A special state prosecutor has been appointed to look into Smith's allegations, and the Memphis police are investigating, too.

Herenton also has asked the Justice Department to look into Smith's claim, since she contends an FBI agent may have been in on the plot, an allegation the FBI denied in a statement. Herenton did not say why the FBI would conspire against him.

Herenton, who was also the city's first black school superintendent, came to the mayor's office by beating a popular incumbent by just 142 votes in 1991. It was the first mayor's race in which black registered voters outnumbered whites, and it was the closest in the city's history.

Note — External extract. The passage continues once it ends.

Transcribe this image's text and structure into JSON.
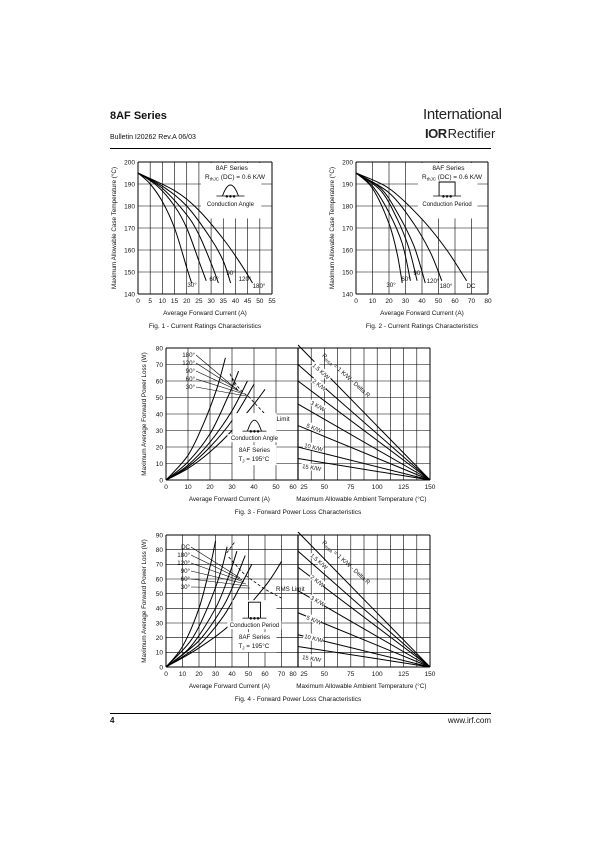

Since then, Herenton has overseen a major revitalization of downtown Memphis, helped bring an NBA franchise to town and kept the city on a sound financial footing.

The city of 650,000 is now 60 percent black, and Herenton has had little trouble with re-election, drawing support across racial lines.

But critics argue he has been mayor too long, pointing to his frequent clashes with the City Council, which he describes as incompetent, and his oft-repeated statements that God wants him in the mayor's office.

Herenton, who is divorced, makes no secret about having an active social life and publicly acknowledged two years ago that he had fathered a child with a 31-year-old woman he was dating.

That disclosure and Herenton's quick acceptance of paternity seemed to cause him little trouble politically, said Pohlmann, and he likely would be a hard target to hurt with a sex scandal.

"He's a single guy. He goes out with women. Not much of a story there," Pohlmann said.

Herman Morris, a longtime Memphis lawyer and former president of the city utility, is expected to be one of Herenton's strongest challengers and one of the few serious black opponents the mayor has had since taking office.

John Ryder, a co-manager of Morris' campaign, said many voters will likely ignore Herenton's conspiracy claims.

"The underlying allegations are pretty bizarre," Ryder said. "And his reaction was pretty bizarre."